Oops, it looks like this is my fault. I doubt this causes any practical
problems, but we might as well fix it.

+		if (size_b % hp_size != 0)
+			size_b = add_size(size_b, hp_size - (size_b % hp_size));
+		hp_required = size_b / hp_size;

I think we could simplify this a tad:

hp_required = size_b / hp_size;
if (size_b % hp_size != 0)
hp_required = add_size(hp_required, 1);

0002: This patch uses add_size in CreateAnonymousSegment when the
allocation size is rounded up, to check for possible overflow.

Seems reasonable.

--
nathan

#4Michael Paquier
michael@paquier.xyz
In reply to: Nathan Bossart (#3)
Re: Fix rounding method used to compute huge pages

On Thu, Jan 22, 2026 at 03:24:13PM -0600, Nathan Bossart wrote:

Oops, it looks like this is my fault. I doubt this causes any practical
problems, but we might as well fix it.

And it's something I have committed.

+		if (size_b % hp_size != 0)
+			size_b = add_size(size_b, hp_size - (size_b % hp_size));
+		hp_required = size_b / hp_size;

I think we could simplify this a tad:

hp_required = size_b / hp_size;
if (size_b % hp_size != 0)
hp_required = add_size(hp_required, 1);

FWIW, we have always been kind of sloppy with slightly overestimating
the shmem size required in the backend code, and here it's just a one.
I don't see a strong need for a backpatch here. Of course, no
objections in adjusting that on HEAD. Nathan, you are planning to
take care of that as original author? This should fall under my
bucket as original committer, but as you were an author, feel free to
take priority here of course.
--
Michael

#5Nathan Bossart
nathandbossart@gmail.com
In reply to: Michael Paquier (#4)
Re: Fix rounding method used to compute huge pages

On Fri, Jan 23, 2026 at 08:04:29AM +0900, Michael Paquier wrote:

FWIW, we have always been kind of sloppy with slightly overestimating
the shmem size required in the backend code, and here it's just a one.
I don't see a strong need for a backpatch here. Of course, no
objections in adjusting that on HEAD.

Agreed.

Nathan, you are planning to
take care of that as original author? This should fall under my
bucket as original committer, but as you were an author, feel free to
take priority here of course.

I'll take care of it (likely tomorrow).

--
nathan

#6Michael Paquier
michael@paquier.xyz
In reply to: Nathan Bossart (#5)
Re: Fix rounding method used to compute huge pages

On Thu, Jan 22, 2026 at 05:10:08PM -0600, Nathan Bossart wrote:

I'll take care of it (likely tomorrow).

Thanks!
--
Michael

#7Anthonin Bonnefoy
anthonin.bonnefoy@datadoghq.com
In reply to: Michael Paquier (#6)
Re: Fix rounding method used to compute huge pages

On Thu, Jan 22, 2026 at 10:24 PM Nathan Bossart
<nathandbossart@gmail.com> wrote:

Oops, it looks like this is my fault. I doubt this causes any practical
problems, but we might as well fix it.

Yeah, the chance of this being a problem is pretty low.

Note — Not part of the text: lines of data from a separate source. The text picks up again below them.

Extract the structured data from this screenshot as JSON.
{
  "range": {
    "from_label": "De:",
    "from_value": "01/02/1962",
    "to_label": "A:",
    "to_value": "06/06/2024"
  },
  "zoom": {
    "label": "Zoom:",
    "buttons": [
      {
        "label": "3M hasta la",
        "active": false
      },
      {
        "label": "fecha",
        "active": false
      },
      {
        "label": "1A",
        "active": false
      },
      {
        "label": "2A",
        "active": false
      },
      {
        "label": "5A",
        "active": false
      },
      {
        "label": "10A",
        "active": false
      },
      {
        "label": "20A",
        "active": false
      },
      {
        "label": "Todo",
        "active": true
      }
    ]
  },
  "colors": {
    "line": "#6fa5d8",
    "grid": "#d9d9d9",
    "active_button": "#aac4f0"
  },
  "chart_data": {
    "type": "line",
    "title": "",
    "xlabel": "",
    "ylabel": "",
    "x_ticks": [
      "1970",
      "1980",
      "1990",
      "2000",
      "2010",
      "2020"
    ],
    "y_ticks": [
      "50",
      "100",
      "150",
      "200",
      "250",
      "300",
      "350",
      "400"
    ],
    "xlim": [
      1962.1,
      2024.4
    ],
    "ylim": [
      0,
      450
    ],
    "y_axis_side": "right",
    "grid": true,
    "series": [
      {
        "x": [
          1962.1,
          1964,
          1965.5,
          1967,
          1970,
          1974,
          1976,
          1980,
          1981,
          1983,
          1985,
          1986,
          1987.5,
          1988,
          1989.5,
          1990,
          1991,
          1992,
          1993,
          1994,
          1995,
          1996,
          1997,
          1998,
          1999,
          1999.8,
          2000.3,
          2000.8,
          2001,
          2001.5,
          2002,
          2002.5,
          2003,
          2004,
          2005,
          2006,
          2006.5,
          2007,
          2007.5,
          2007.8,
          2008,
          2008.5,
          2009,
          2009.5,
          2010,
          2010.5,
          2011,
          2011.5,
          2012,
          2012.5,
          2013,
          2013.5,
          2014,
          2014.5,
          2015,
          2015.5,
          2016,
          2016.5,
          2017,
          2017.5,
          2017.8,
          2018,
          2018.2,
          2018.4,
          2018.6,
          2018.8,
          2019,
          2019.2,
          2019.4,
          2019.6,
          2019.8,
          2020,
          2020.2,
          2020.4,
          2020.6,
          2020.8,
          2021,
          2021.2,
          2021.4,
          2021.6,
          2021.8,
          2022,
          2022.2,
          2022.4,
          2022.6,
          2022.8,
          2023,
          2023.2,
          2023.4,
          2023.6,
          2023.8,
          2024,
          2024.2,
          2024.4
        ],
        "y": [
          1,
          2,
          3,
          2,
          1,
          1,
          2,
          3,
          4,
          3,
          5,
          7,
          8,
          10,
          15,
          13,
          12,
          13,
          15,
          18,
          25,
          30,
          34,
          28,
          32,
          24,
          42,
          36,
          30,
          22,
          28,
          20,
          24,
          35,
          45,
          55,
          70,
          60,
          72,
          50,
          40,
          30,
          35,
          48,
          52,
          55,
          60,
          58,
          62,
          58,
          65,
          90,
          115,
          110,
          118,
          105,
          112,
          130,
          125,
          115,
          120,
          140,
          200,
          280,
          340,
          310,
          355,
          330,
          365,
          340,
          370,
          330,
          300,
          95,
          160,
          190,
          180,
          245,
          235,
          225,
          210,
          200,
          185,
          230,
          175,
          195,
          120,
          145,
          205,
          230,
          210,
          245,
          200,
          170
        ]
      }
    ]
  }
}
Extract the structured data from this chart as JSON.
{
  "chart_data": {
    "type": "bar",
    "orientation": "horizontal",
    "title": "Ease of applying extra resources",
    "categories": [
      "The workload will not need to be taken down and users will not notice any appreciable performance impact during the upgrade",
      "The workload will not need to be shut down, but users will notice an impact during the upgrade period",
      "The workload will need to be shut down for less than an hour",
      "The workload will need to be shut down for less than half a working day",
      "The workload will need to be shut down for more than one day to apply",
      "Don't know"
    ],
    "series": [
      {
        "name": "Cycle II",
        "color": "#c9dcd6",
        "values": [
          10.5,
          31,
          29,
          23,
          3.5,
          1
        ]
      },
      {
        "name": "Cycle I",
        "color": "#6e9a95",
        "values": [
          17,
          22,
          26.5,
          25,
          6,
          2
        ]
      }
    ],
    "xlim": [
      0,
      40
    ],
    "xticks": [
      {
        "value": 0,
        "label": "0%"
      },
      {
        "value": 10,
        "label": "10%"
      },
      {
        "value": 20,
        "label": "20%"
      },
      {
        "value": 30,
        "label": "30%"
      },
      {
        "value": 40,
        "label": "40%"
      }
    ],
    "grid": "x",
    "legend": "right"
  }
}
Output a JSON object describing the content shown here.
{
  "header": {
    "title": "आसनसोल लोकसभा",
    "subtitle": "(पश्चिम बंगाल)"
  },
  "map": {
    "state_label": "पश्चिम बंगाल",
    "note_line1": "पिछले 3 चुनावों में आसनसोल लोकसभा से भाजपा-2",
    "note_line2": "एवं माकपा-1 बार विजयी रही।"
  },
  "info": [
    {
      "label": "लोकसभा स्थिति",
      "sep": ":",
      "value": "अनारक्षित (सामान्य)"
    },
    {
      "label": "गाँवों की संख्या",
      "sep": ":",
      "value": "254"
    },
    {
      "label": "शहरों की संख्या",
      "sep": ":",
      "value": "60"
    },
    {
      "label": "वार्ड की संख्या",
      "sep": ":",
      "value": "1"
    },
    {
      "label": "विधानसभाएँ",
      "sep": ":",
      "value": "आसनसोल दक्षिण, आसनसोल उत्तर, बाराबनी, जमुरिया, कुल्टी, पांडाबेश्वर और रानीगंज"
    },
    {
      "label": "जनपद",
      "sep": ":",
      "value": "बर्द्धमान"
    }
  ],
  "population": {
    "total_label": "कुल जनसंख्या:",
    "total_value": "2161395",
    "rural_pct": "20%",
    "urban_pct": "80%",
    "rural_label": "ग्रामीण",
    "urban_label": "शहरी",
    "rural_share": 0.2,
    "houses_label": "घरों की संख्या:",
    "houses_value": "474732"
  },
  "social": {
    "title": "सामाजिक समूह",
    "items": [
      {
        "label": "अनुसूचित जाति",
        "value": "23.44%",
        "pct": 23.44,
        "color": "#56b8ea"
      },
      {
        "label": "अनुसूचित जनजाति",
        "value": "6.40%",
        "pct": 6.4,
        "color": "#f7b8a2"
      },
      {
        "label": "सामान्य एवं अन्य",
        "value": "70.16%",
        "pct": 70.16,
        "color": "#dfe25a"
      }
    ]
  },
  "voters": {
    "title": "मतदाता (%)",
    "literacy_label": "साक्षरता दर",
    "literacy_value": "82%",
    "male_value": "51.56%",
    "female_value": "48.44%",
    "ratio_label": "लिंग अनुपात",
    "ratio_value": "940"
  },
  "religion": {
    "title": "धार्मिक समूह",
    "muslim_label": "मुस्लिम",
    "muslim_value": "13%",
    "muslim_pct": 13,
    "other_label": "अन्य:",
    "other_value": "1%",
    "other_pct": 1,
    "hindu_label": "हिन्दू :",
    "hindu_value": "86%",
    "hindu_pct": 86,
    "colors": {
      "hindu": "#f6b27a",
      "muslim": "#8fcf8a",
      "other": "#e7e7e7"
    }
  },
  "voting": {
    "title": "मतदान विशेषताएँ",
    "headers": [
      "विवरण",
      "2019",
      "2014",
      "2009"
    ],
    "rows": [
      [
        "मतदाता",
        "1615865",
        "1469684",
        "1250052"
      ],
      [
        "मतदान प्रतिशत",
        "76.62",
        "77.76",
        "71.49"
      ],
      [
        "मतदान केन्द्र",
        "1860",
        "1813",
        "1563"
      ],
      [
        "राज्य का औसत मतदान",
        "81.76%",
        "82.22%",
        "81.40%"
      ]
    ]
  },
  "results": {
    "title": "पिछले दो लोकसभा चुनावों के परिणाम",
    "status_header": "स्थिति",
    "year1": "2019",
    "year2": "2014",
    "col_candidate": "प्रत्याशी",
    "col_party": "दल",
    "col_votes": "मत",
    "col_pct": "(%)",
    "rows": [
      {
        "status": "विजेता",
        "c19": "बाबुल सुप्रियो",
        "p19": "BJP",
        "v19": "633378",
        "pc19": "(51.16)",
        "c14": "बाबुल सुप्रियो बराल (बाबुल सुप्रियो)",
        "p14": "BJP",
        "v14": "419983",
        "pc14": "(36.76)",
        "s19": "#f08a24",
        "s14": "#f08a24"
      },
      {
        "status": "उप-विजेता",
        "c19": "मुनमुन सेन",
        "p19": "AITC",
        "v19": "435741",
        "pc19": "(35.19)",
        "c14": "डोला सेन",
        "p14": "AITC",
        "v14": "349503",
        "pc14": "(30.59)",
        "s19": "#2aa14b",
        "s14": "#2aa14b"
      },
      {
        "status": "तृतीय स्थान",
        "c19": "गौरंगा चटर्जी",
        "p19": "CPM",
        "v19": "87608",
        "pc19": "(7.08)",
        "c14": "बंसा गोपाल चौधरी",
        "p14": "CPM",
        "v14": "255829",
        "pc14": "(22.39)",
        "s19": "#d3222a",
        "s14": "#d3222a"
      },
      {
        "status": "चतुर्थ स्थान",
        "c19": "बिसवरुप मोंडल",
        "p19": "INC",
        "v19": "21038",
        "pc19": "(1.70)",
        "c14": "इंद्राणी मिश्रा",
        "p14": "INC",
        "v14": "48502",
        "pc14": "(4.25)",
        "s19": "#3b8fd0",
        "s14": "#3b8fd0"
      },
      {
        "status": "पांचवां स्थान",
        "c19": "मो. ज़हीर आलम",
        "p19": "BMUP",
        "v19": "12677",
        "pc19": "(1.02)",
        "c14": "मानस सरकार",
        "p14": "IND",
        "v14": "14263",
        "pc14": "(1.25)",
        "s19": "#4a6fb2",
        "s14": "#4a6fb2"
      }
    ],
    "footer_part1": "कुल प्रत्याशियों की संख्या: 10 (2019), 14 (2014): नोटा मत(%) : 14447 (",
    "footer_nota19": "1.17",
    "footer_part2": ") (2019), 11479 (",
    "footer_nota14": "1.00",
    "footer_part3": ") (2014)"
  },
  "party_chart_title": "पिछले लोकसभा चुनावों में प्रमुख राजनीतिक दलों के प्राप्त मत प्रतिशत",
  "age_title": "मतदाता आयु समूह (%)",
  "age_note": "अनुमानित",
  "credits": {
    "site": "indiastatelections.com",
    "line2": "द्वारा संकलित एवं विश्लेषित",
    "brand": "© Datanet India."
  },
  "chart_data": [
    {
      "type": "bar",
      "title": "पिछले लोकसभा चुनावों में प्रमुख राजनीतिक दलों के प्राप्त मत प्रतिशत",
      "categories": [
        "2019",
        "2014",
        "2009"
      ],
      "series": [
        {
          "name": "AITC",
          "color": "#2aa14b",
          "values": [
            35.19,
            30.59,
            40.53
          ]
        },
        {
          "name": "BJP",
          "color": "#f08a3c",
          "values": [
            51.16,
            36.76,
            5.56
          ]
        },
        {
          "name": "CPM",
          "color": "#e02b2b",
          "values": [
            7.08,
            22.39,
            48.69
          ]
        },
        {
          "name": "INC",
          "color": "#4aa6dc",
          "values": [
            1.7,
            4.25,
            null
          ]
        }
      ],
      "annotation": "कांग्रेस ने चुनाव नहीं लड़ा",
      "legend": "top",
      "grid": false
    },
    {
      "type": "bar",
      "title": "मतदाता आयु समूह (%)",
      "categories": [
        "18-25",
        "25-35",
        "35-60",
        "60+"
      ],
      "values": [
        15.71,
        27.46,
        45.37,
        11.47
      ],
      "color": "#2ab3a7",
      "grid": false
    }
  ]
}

+               if (size_b % hp_size != 0)
+                       size_b = add_size(size_b, hp_size - (size_b % hp_size));
+               hp_required = size_b / hp_size;

I think we could simplify this a tad:

hp_required = size_b / hp_size;
if (size_b % hp_size != 0)
hp_required = add_size(hp_required, 1);

From my understanding, 'add_size(hp_required, 1)' will never overflow
since size_b was checked for overflow, and hp_size should always be >1
(except if huge pages of 1 byte exist somewhere).

For consistency with CreateAnonymousSegment, using 'add_size(size_b,
hp_size - (size_b % hp_size))' will also check that the final
requested allocation doesn't overflow.

#8Nathan Bossart
nathandbossart@gmail.com
In reply to: Anthonin Bonnefoy (#7)
Re: Fix rounding method used to compute huge pages

Committed.

On Fri, Jan 23, 2026 at 09:21:53AM +0100, Anthonin Bonnefoy wrote:

From my understanding, 'add_size(hp_required, 1)' will never overflow
since size_b was checked for overflow, and hp_size should always be >1
(except if huge pages of 1 byte exist somewhere).

That's true, but for this sort of thing, I usually prefer to avoid relying
on those kinds of assumptions to reason about the correctness of the code.
The overflow check costs little, and IIUC this function is run exactly once
for the lifetime of the server.

For consistency with CreateAnonymousSegment, using 'add_size(size_b,
hp_size - (size_b % hp_size))' will also check that the final
requested allocation doesn't overflow.

*shrug* I don't see a strong reason for consistency here. AFAICT you'd
have to be trying to allocate something like 18 exabytes on most systems
for there to be a problem, at which point there are probably bigger issues
to sort out.

Thanks for the patch!

--
nathan